PhD Candidate Patricia Louie on “Revisiting the Cost of Skin Color: Discrimination, Mastery, and Mental Health among Black Adolescents.”

December 10, 2019 by Jada Charles

Ph.D. Candidate Patricia Louie has published an article in the Journal of Society and Mental Health, entitled "Revisiting the Cost of Skin Color: Discrimination, Mastery, and Mental Health among Black Adolescents.” This study aims to investigate whether there are significant associations between skin tone and depression in a population of black adolescents. In particular, Louie tests the hypothesis that black Americans with very light skin tone have better mental health than their peers with darker skin tone.
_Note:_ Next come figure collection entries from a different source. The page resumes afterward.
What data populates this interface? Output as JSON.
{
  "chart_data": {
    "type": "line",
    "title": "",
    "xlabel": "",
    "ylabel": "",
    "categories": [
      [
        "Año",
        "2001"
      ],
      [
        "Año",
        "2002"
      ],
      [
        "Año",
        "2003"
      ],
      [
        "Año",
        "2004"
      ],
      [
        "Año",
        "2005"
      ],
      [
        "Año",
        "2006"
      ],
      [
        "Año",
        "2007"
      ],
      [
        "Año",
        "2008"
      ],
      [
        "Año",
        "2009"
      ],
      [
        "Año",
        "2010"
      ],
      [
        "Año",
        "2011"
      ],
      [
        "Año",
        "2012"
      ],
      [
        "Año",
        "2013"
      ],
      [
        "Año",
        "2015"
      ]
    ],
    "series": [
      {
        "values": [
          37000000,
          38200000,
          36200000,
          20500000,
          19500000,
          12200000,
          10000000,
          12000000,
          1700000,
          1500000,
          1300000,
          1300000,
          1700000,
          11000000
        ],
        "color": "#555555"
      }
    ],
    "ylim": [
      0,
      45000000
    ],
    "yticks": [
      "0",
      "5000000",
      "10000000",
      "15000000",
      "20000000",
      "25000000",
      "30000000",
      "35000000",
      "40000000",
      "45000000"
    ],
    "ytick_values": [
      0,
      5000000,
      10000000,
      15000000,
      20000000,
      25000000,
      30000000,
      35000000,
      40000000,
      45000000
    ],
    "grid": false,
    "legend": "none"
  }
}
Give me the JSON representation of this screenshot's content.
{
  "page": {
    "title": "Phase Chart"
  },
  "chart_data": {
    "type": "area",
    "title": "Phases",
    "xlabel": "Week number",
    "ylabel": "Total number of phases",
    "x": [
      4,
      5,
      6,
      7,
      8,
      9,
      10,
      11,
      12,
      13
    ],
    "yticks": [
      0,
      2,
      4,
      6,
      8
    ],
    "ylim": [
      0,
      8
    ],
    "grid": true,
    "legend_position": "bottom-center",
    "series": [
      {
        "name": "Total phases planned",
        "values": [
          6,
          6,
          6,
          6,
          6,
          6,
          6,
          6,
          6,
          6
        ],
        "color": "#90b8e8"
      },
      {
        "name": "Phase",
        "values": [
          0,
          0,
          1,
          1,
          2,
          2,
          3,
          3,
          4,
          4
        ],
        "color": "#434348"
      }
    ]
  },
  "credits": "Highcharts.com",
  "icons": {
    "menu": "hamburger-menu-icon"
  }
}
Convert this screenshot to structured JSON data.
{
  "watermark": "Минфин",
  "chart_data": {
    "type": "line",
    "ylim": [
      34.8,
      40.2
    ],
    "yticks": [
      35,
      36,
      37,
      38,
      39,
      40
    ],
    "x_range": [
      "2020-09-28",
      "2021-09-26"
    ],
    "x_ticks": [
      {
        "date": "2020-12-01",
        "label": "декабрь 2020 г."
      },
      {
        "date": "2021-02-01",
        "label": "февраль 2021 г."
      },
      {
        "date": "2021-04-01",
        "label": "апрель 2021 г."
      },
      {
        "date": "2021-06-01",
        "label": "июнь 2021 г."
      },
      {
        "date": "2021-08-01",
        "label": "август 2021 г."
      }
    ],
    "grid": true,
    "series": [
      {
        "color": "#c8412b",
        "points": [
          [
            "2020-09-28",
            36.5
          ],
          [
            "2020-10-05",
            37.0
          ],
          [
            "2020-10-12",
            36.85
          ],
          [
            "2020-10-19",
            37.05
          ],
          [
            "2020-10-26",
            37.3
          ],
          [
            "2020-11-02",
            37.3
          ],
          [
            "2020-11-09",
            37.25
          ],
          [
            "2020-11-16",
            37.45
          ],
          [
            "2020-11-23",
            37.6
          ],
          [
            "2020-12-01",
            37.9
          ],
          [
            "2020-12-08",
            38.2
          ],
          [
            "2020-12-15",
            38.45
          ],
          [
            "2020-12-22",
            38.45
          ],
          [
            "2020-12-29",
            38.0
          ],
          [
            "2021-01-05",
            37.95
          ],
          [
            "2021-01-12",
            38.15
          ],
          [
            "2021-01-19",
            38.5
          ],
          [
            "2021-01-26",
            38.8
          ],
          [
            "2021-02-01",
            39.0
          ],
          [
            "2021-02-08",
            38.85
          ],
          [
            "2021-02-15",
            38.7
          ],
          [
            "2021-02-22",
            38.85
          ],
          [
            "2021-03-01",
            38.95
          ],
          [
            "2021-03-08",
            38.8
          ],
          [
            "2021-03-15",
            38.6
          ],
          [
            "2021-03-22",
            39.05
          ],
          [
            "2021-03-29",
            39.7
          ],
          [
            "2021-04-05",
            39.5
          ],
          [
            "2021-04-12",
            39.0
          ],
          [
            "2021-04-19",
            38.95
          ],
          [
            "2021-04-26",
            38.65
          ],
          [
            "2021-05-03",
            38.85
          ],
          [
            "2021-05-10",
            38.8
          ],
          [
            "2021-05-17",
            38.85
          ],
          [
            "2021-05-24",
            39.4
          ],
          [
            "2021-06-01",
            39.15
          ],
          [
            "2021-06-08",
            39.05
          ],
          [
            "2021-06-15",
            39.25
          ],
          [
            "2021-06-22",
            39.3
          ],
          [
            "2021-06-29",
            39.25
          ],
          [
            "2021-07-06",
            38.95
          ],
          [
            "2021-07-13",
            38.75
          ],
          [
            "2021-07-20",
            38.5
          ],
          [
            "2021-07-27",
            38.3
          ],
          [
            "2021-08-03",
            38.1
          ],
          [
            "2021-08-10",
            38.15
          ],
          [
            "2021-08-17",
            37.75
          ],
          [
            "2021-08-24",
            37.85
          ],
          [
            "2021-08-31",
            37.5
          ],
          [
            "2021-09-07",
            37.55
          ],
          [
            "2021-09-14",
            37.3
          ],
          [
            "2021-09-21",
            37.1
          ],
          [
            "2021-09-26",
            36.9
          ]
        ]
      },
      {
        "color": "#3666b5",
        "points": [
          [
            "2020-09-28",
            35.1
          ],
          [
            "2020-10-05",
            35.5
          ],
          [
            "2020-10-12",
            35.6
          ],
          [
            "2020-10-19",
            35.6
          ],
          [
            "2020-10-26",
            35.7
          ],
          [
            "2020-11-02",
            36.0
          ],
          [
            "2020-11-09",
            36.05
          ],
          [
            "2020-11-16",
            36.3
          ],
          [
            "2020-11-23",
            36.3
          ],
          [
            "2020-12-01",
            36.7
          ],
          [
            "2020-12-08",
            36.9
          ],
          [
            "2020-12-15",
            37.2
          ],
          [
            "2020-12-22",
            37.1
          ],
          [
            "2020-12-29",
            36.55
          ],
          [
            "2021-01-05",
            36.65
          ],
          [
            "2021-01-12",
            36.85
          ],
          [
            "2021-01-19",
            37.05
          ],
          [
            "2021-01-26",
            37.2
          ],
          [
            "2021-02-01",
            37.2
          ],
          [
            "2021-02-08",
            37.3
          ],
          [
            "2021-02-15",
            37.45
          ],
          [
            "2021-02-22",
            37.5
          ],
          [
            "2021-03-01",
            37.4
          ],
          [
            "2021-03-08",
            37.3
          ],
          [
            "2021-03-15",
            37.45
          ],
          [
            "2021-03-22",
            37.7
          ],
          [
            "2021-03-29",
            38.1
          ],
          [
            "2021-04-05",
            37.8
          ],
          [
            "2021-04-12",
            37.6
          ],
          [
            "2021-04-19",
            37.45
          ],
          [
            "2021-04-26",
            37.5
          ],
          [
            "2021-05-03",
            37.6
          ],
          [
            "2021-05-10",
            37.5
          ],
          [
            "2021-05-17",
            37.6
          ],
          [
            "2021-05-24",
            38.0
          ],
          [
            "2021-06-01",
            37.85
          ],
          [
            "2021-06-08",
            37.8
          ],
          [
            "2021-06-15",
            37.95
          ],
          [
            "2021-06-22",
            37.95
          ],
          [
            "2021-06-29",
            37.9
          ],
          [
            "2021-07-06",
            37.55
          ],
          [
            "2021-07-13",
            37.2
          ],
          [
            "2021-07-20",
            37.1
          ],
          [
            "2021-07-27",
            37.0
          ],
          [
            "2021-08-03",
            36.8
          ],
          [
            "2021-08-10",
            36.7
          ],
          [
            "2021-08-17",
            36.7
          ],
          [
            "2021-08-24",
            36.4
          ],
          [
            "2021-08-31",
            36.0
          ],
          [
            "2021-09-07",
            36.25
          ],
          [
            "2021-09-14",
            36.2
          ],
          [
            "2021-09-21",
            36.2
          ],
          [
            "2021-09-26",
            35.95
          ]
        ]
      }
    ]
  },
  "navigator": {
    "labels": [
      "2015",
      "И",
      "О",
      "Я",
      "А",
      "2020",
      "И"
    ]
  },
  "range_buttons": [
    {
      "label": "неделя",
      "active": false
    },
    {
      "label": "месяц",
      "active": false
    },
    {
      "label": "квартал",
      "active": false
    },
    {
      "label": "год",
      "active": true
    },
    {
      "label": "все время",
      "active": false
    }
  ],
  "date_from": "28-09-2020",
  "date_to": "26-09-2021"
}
Patricia Louie's research investigates racial disparities in mental and physical health. She is interested in how societal conditions produce racial inequities in population health. She currently holds a Joseph-Armand Bombardier Doctoral Scholarship for her comparative research on race, discrimination, and mental/physical health.

We have posted the citation and the abstract of the article below. The full text is available here.

Louie, Patricia. “Revisiting the Cost of Skin Color: Discrimination, Mastery, and Mental Health among Black Adolescents.” Society and Mental Health.

This article investigates the association between skin tone and mental health in a nationally representative sample of black adolescents. The mediating influences of discrimination and mastery in the skin tone–mental health relationship also are considered. Findings indicate that black adolescents with the darkest skin tone have higher levels of depressive symptoms than their lighter skin tone peers. This is not the case for mental disorder. For disorder, a skin tone difference appeared only between black adolescents with very dark skin tone and black adolescents with medium brown skin tone. Discrimination partially mediates the association between skin tone and depression, while mastery fully mediates this association, indicating that the impact of skin tone on depression operates primarily through lower mastery. Similar patterns were observed for disorder. By extending the discussion of skin tone and health to black adolescents and treating skin tone as a set of categories rather than a linear gradient, I provide new insights into the patterning of skin tone and depression/disorder.